Circle Project Inc. - Cultural Connections project
This project will involve intensive engagement initially and ongoing with the Housing First delivery agency and community partners to identify challenges that are occurring in service delivery with Aboriginal people involved in Housing First and to identify gaps and create a wish list. Once this information is collected, the participants will be engaged to identify what would be of use or help to them in the way of cultural teachings and or support. The project will be continued into a first full year program delivery pending the outcomes of the partnership and the impact of the service for Housing First residents.
Services will range from formal protocols around Elder and cultural teachings to drop in programming to work on individual soft skill projects like learning how to bead. These could occur at our facility, at a partner facility or in the participant’s home. For those that are ready to move to a group setting, planned projects include learning to make a star quilt or making ribbon skirts or shirts: all items of cultural significance and importance. One of the most important elements of the program would be the tipi teachings. With tipis as the traditional homes of Indigenous people, this will be of great significance to the Housing First participants in making the cultural connection of the importance and significance of home. Participants will be invited to share their knowledge or skill as well. This will help restore cultural identity and pride and build self-esteem.

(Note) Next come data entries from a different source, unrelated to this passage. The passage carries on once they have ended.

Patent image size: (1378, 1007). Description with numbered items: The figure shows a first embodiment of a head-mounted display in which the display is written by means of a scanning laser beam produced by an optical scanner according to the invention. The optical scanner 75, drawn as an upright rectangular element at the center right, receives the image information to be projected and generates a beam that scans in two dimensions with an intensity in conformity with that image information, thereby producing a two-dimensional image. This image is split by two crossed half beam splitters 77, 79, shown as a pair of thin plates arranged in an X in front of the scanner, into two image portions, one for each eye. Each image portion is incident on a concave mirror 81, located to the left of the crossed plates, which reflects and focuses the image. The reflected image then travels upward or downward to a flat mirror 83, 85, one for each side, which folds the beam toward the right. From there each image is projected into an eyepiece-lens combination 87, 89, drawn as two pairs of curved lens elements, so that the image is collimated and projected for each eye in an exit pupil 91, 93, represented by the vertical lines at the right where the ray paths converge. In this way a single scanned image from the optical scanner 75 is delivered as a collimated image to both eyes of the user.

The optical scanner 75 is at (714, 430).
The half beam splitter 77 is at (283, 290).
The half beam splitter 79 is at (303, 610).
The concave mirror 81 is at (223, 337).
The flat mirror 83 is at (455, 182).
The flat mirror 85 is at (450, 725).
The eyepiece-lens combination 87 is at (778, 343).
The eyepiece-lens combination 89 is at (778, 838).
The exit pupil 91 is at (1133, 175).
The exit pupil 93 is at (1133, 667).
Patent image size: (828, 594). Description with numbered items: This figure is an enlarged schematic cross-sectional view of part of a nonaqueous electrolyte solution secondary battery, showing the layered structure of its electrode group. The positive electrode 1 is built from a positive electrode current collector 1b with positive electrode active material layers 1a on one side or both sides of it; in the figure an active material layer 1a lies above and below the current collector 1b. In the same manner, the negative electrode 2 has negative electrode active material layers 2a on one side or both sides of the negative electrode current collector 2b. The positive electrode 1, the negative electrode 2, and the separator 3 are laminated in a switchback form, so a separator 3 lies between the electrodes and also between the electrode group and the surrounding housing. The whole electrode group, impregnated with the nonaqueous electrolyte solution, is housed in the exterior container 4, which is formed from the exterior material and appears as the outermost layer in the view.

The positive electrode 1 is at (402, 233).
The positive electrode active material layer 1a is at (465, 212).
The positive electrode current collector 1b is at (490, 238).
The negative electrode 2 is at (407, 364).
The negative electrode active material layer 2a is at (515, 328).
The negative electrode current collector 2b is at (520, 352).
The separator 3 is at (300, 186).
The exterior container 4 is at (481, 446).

Prairie Spirit Connections - PSC Support Services project
This project assists homeless and high risk Aboriginal people with weekly workshops on life skills and addressing barriers to becoming self sufficient and offers a weekly cooking class teaching participants to prepare nutritious meals. They will offer access to elders and ceremonies assisting participants to reconnect to their cultural identity. HPS funding will allow PSC to continue to offer its core support activities and programming. They also will upgrade their vehicle.

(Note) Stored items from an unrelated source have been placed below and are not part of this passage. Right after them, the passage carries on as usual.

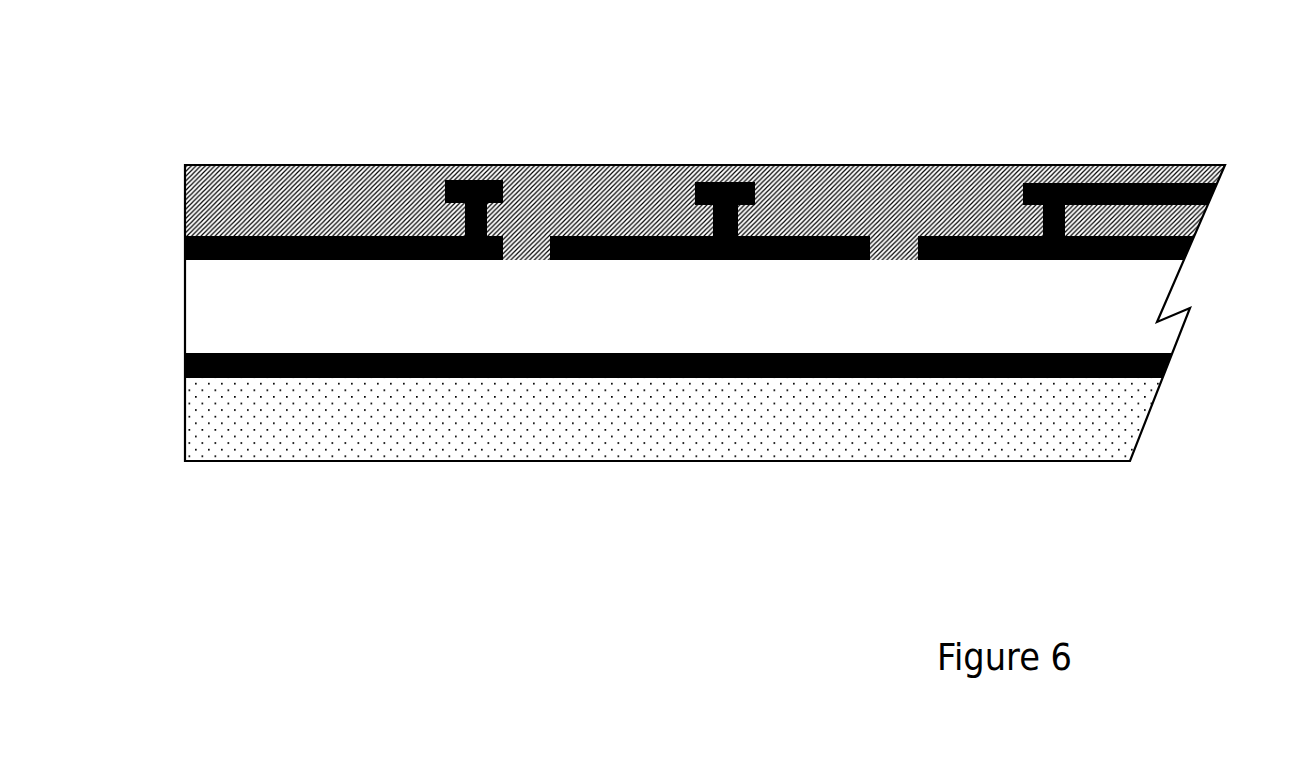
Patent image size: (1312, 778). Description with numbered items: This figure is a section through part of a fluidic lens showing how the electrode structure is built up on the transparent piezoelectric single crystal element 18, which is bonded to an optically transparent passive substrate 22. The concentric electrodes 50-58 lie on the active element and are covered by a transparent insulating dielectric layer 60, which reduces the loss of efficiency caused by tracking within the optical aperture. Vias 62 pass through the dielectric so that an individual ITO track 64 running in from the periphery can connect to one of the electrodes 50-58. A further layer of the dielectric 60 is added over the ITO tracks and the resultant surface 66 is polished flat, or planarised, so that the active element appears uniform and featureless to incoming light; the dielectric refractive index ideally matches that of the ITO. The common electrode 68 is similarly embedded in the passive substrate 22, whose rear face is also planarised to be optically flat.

The transparent piezoelectric single crystal element 18 is at (1123, 325).
The optically transparent passive substrate 22 is at (1097, 427).
The electrodes 50-58 is at (353, 262).
The transparent insulating dielectric layer 60 is at (327, 190).
The vias 62 is at (710, 222).
The ITO track 64 is at (1133, 178).
The surface 66 is at (705, 297).
The common electrode 68 is at (187, 365).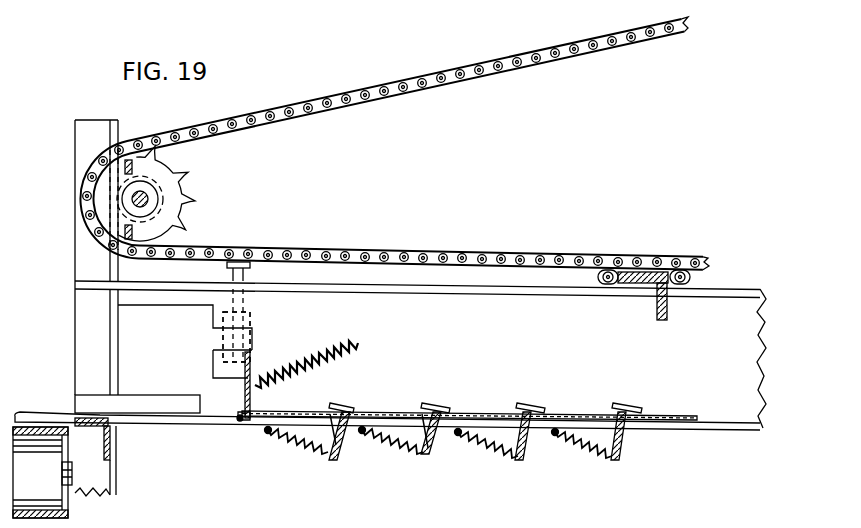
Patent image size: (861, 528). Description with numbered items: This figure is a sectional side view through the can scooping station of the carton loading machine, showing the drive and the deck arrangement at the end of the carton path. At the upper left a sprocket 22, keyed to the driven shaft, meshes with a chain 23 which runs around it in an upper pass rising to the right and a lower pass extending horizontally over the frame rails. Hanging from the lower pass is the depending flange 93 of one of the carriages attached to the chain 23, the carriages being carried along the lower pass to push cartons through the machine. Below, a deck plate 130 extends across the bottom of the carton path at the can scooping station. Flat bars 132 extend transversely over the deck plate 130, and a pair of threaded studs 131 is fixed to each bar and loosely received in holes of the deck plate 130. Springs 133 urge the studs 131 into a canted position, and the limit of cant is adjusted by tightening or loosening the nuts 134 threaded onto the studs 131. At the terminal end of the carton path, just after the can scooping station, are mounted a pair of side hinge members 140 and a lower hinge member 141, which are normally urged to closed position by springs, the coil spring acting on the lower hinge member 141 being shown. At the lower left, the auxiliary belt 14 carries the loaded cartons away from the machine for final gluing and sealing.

The auxiliary belt 14 is at (50, 438).
The sprockets 22 is at (178, 183).
The chains 23 is at (353, 105).
The depending flange 93 is at (666, 320).
The deck plate 130 is at (664, 390).
The threaded studs 131 is at (424, 456).
The flat bars 132 is at (427, 403).
The springs 133 is at (404, 454).
The nuts 134 is at (441, 427).
The side hinge members 140 is at (248, 338).
The lower hinge member 141 is at (257, 352).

Regina Treaty Status Indian Services - Breaking Barriers project
A coordinator will provide one weekly session that focuses on three components:
- Skills Development
- Personal Development
- Addressing barriers that hinder a person’s success through case management and integration process
The sessions will occur weekly and will engage clientele of their other programs. The skills development will focus on essential and life skills training including communication, financial literacy, document usage, numeracy, writing, interacting with others, and computer usage. Life skills will focus on learning abilities to adapt and increase positive behaviour that enables them to deal effectively with demanding and challenges to everyday life. Personal development skills focus on the barriers that cause a person to disengage from an opportunity that can assist them in successfully living. The coordinator will also provide one on one case management to assist them as they attempt to decrease barriers including housing issues, lack of food and lack of transportation.